AİHM sözleşmesini altına imza atan AKP hükümeti kararı uygulamadığı gibi, hukukta, varolan ve daha önce verilmiş olan bir mahkeme kararının benzer bir hukuki uyuşmazlıkta uygulanabilmesi olanağı demek olan “emsal karar” ilkesini de çiğnemiş, başka bireylerin bu yöndeki istemlerini de reddetmiştir.  Hasan Zengin’in açtığı davaya benzer birkaç dava daha açılmış olup, işin bir başka ilginç yanı da düşündürücü ve üzüntü vericidir. Ülkemizde sol, sosyalist, komünist olduğunu iddia eden, (Sünni kökenli olan), ya da inançsız olduğunu söyleyenlerden (bilinen 3-4 kişi hariç) bu istem doğrultusunda, yani dünya görüşleriyle örtüşmeyen ZDD’ne karşı bir dava da açan da olmamıştır.
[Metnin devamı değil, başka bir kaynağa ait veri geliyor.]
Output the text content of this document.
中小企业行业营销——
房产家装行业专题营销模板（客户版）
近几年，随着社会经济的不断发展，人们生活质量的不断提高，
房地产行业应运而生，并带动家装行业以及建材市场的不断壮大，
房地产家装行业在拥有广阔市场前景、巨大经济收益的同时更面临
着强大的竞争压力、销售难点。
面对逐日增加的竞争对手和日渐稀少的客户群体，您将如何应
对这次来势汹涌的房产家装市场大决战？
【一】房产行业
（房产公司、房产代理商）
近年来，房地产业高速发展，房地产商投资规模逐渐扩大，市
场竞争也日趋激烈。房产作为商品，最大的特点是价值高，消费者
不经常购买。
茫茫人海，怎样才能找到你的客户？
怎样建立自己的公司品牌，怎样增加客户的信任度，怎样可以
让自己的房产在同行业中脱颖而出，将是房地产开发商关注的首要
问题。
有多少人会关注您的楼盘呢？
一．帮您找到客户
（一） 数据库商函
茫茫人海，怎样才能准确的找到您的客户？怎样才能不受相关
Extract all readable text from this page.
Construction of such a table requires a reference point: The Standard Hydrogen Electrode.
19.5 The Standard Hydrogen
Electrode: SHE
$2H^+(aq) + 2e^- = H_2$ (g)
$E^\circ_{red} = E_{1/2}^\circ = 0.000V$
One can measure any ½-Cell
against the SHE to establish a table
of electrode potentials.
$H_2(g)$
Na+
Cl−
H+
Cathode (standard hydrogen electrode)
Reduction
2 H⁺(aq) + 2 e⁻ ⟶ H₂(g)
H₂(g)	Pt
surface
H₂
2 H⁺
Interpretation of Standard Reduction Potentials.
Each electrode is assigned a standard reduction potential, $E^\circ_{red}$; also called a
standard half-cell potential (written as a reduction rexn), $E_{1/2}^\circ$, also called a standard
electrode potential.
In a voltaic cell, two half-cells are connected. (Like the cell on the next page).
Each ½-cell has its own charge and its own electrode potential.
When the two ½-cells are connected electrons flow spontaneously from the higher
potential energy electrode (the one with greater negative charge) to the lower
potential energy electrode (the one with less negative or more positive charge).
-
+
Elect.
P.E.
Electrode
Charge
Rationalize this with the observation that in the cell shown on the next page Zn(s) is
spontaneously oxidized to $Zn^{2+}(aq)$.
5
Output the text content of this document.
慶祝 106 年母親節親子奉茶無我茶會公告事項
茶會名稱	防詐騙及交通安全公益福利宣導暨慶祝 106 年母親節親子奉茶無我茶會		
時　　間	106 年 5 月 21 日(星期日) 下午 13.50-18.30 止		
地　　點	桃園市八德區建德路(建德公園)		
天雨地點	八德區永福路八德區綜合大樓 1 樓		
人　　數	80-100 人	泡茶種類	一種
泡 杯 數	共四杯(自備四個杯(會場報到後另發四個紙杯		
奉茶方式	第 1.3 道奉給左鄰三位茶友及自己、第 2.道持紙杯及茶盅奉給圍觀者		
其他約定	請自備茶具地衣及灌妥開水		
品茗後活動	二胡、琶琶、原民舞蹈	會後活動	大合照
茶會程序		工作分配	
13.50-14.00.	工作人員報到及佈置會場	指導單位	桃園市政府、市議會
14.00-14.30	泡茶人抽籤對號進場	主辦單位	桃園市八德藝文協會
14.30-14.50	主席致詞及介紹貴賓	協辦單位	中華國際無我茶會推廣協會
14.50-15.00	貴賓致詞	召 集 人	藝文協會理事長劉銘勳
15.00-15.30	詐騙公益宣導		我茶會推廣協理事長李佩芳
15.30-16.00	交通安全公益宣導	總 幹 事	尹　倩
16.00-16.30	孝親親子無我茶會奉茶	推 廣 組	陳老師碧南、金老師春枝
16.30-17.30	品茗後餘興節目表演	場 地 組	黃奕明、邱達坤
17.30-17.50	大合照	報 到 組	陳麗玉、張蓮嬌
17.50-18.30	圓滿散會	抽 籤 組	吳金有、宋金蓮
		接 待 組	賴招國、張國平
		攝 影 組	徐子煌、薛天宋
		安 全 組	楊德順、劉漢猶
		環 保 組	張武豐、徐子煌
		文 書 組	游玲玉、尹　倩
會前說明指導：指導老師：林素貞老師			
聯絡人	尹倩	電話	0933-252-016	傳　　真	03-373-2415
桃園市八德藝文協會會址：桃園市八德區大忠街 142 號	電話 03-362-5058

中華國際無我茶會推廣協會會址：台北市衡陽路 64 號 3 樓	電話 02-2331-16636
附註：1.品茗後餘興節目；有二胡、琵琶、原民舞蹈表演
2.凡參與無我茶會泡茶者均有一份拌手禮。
Bunun yanında Hasan Zengin ve birkaç can dışında Alevilerin de çocukları için işkenceye dönüşen zorunlu din derslerine karşı dava açmadıklarını da özellikle belirtmek isterim ki, bu kampanyaları başlatan kimi federasyon, dernek, dergah ve cem evi yöneticilerinin, hatta kendilerine Pir, Dede diyen kanaat önderlerinin, kampanyalara imza atanların, mitinglerde, basın açıklamalarında yüksek perdeden konuşanların da kendi çocuklarıyla ilgili hukuki süreçleri başlatmadığını belirtmekte fayda var. Bu durum içimizi fena acıtıyor.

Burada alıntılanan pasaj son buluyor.